44. A method of selecting a TTS system from a plurality of available TTS systems for use in a predetermined environment comprising the steps of i) assessing each of the plurality of TTS systems using a TTS assessment system according to any of claims 1 - 20; ii) selecting a TTS system based on the subjective quality measurement derived by the TTS assessment system.
45. A method of benchmarking a plurality of TTS systems comprising the steps of i) assessing each of the plurality of TTS systems using a TTS assessment system according to any of claims 1 - 20; ii) rating each TTS system based on the subjective quality measurement derived by the TTS assessment system.
46. A method of benchmarking a plurality of TTS systems as claimed in claim 45 wherein the plurality of TTS systems are trained on a standardised database.
47. A method of benchmarking a plurality of TTS systems as claimed in claim 45 wherein the perceptual model comprises means to map the voice speech characteristics of the natural speech in the database to that of the training material on which a TTS system was trained and wherein the perceptual model comprises a set of annotation mappings to accommodate differing internal representations between the plurality of TTS systems.

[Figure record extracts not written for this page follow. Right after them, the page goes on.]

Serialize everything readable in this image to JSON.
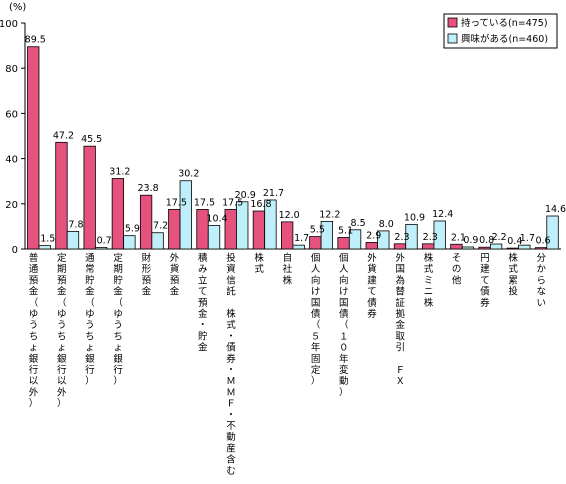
{
  "chart_data": {
    "type": "bar",
    "unit_label": "(%)",
    "ylim": [
      0,
      100
    ],
    "yticks": [
      0,
      20,
      40,
      60,
      80,
      100
    ],
    "grid": false,
    "legend_position": "top-right",
    "categories": [
      "普通預金（ゆうちょ銀行以外）",
      "定期預金（ゆうちょ銀行以外）",
      "通常貯金（ゆうちょ銀行）",
      "定期貯金（ゆうちょ銀行）",
      "財形預金",
      "外貨預金",
      "積み立て預金・貯金",
      "投資信託　株式・債券・ＭＭＦ・不動産含む",
      "株式",
      "自社株",
      "個人向け国債（５年固定）",
      "個人向け国債（１０年変動）",
      "外貨建て債券",
      "外国為替証拠金取引　ＦＸ",
      "株式ミニ株",
      "その他",
      "円建て債券",
      "株式累投",
      "分からない"
    ],
    "series": [
      {
        "name": "持っている(n=475)",
        "color": "#e5527e",
        "values": [
          89.5,
          47.2,
          45.5,
          31.2,
          23.8,
          17.5,
          17.5,
          17.5,
          16.8,
          12.0,
          5.5,
          5.1,
          2.9,
          2.3,
          2.3,
          2.1,
          0.8,
          0.4,
          0.6
        ]
      },
      {
        "name": "興味がある(n=460)",
        "color": "#bfeffb",
        "values": [
          1.5,
          7.8,
          0.7,
          5.9,
          7.2,
          30.2,
          10.4,
          20.9,
          21.7,
          1.7,
          12.2,
          8.5,
          8.0,
          10.9,
          12.4,
          0.9,
          2.2,
          1.7,
          14.6
        ]
      }
    ]
  }
}
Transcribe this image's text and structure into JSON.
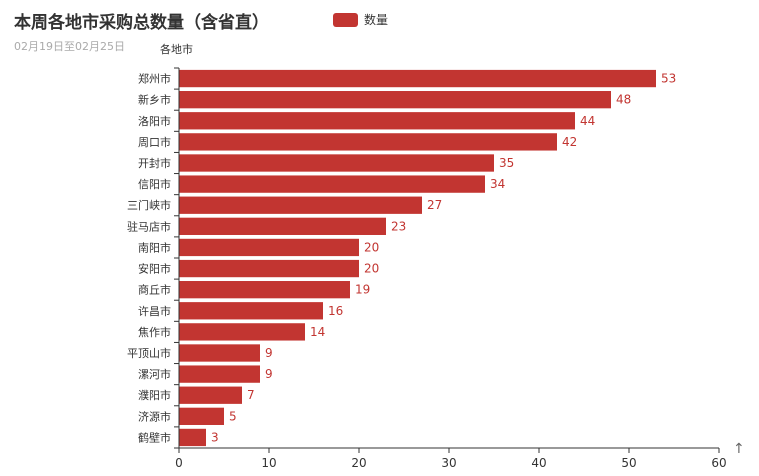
{
  "chart_data": {
    "type": "bar",
    "orientation": "horizontal",
    "title": "本周各地市采购总数量（含省直）",
    "subtitle": "02月19日至02月25日",
    "ylabel": "各地市",
    "xlabel": "",
    "xlim": [
      0,
      60
    ],
    "x_ticks": [
      0,
      10,
      20,
      30,
      40,
      50,
      60
    ],
    "categories": [
      "郑州市",
      "新乡市",
      "洛阳市",
      "周口市",
      "开封市",
      "信阳市",
      "三门峡市",
      "驻马店市",
      "南阳市",
      "安阳市",
      "商丘市",
      "许昌市",
      "焦作市",
      "平顶山市",
      "漯河市",
      "濮阳市",
      "济源市",
      "鹤壁市"
    ],
    "series": [
      {
        "name": "数量",
        "color": "#c23531",
        "values": [
          53,
          48,
          44,
          42,
          35,
          34,
          27,
          23,
          20,
          20,
          19,
          16,
          14,
          9,
          9,
          7,
          5,
          3
        ]
      }
    ],
    "grid": false,
    "legend_position": "top-center"
  },
  "toolbox": {
    "icon": "arrow-up-icon",
    "glyph": "↑"
  }
}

48. An assessment system for assessing a Text-to-Speech (TTS) system comprising i) a database comprising a plurality of test texts, associated natural speech utterances for the plurality of test texts and timealigned annotations of the natural speech waveforms relating to the plurality of test texts ii) a perceptual model for converting speech waveforms and their associated annotations obtained from both the database and the TTS under assessment into perceptually meaningful representations iii) an error model for comparing, for each test text, perceptual data generated by the perceptual model from the TTS output and corresponding perceptual data derived from the natural speech waveforms and their annotations from the database in order to derive objective error measurements for the quality of the TTS system and iv) a cognitive model capable of mapping the objective error measurements for the quality of the TTS system derived by the error model to a subjective measurement of the quality of the TTS system.